The task started on 1 June 2012 is expected to be completed by 15 July. The field level collection of data is underway, and would be completed before the end of this month so enable mapping and link generation.

We thank all the staff of Goal India and their partners for their valuable support. Our special thanks go to Mr. John W., Mr. Sujay C, and Ms. Wendy H., of Goal India office at Kolkata for their guidance and suggestions that have helped to frame this mapping exercise as a model.

Sunday, June 10, 2012

Training of Community Mobilizers

Four big long days.
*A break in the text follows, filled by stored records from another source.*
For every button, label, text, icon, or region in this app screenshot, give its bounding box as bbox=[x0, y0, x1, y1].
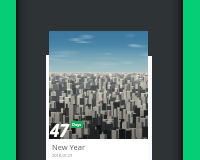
staticText: 47 bbox=[50, 119, 69, 139]
staticText: Days bbox=[72, 122, 82, 127]
staticText: New Year bbox=[52, 142, 86, 152]
staticText: 2018-01-01 bbox=[52, 153, 73, 158]
button[interactable]: 47 bbox=[49, 31, 148, 160]
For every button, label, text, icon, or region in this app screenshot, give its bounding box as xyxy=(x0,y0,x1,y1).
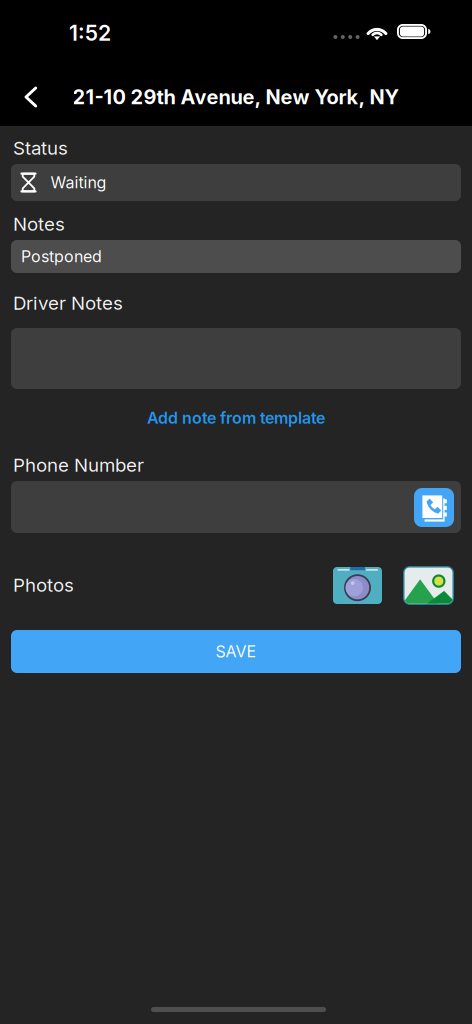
staticText: Add note from template xyxy=(147,408,325,428)
staticText: Waiting xyxy=(50,173,106,192)
staticText: Notes xyxy=(13,213,65,235)
button[interactable]: Waiting xyxy=(0,0,450,37)
staticText: Status xyxy=(13,137,68,159)
button[interactable]: SAVE xyxy=(0,0,450,43)
staticText: 21-10 29th Avenue, New York, NY xyxy=(72,85,400,109)
staticText: Photos xyxy=(13,574,74,596)
staticText: Postponed xyxy=(21,247,102,266)
staticText: Driver Notes xyxy=(13,292,123,314)
staticText: Phone Number xyxy=(13,454,144,476)
staticText: SAVE xyxy=(216,642,256,661)
staticText: 1:52 xyxy=(69,20,111,46)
From 7 – 10 June I am in Kolkata training 65 community workers in mobilization skills so that they are able to deal with the resistant families and are able to take up the challenge of making them understand the need of polio vaccine for their children. The challenge for us has been much more! There is regular drop out of these mobilizers (mostly women between the age group of 19 – 28) as their own families resist these girls and women from going out of their homes to work! And they do not want their women to move from house to house, talk to men and women, convince them about taking polio vaccine because it is socially unacceptable to them. 

So, at times it happens that even on the day of training they drop out! How to convince those who are supposed to convince others? The days were hot and humid, but the evenings had a bit of thunderstorm. In fact the newspapers reported that 4 people died in a wall collapse inside Kolkata, and two persons died in nearby Hooghly district, about 30 kilometers from Kolkata, after a lightening stuck a group of people watching a local soccer match. 

Coming back to the training part, I had just one long session on the first day, and on other days it was mostly coordinating with the other three trainers, and step in whenever required. I also managed to have couple of meetings separately : one with the coordinators and another with the supervisors, to understand gaps, to motivate them into program implementation and achieve highest standards in reaching the goals set.